Ce poème d'Alfred Varella, exceptionnel par son refus anarchisant de toute institution, paraît dans Notre Voix de mai 1919. Varella continue à publier ses poèmes dans les petites revues et les journaux locaux parisiens, tels La Butte rouge, le journal communiste du 18e arrondissement.
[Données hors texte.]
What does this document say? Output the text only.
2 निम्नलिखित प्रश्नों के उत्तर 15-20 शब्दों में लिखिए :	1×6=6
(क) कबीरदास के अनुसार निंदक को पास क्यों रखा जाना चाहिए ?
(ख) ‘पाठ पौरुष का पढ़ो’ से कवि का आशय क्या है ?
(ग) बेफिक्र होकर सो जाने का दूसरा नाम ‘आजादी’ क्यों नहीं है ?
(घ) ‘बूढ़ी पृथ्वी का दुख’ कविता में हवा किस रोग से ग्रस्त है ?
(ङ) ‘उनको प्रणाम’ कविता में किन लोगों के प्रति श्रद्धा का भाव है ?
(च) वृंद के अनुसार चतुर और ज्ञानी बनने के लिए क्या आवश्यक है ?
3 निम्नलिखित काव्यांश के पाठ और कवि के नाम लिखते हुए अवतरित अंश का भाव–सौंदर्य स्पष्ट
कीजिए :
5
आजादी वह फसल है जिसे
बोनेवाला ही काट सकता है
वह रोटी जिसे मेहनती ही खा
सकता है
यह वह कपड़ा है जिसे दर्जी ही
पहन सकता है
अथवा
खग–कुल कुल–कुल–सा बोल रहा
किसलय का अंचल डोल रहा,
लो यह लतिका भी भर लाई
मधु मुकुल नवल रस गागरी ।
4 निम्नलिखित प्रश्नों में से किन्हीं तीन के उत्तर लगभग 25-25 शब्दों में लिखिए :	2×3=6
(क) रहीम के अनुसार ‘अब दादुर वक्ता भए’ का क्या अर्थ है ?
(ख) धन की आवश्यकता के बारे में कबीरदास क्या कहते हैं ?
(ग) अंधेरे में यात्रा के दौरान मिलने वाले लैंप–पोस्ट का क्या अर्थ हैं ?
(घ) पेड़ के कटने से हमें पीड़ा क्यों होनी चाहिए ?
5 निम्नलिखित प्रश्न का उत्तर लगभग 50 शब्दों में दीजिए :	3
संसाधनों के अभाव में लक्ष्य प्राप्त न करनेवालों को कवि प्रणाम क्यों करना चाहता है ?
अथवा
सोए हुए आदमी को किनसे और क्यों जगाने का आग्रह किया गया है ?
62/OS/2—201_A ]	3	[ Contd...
Chanson du Gas qui se refuse /sic/ 

I

Ah! voilà tant de mois et tant d'ans
que, dos courbé, les yeux ardents,
les poings fermés, la haine aux dents,
je vais et m'use;
Ah! voilà tant de mois et tant d'ans
qu'aujourd'hui, j'entends crier dans
ma cervelle ces mots stridents;
"Je me refuse!" 

II 
Je me refuse à vos raisons,
à vos chants, à vos oraisons
rappelant trop vos trahisons,
vous que j'accuse!
Je me refuse à vos raisons,
qui laissent grandes les prisons
ouvertes sur nos horizons...
"Je me refuse!" 

III
Je me refuse à vos drapeaux,
à vos tragiques oripeaux,
à vos bannières pour troupeaux
que l'on méduse!
Je me refuse à vos drapeaux,
à vos étoffes en lambeaux
qui font du vent...sur nos tombeaux...
"Je me refuse!" 

IV
Je me refuse à vos palais,
à vos monuments--beaux ou laids--
qui semblent lourds et maigrelets
à notre Muse...
Je me refuse à vos palais,
où grouillent, nains et gringalets,
les pouvoirs chétifs des Valets...
"Je me refuse!" 

V
Je me refuse à vos autels,
à vos Apôtres immortels,
à vos Saints pour chambres d'hôtels
où l'on s'amuse!
Je me refuse à vos autels,
à vos dieux menteurs qui sont tels
que les veaux d'or sacramentels....
"Je me refuse!" 

VI
Je me refuse à vos bouquins,
à vos Ecrits pour arlequins,
signés de la main de faquins
sans une excuse...
Je me refuse à vos bouquins,
à vos cuirs, à vos maroquins
--cléricaux ou républicains--
"Je me refuse!"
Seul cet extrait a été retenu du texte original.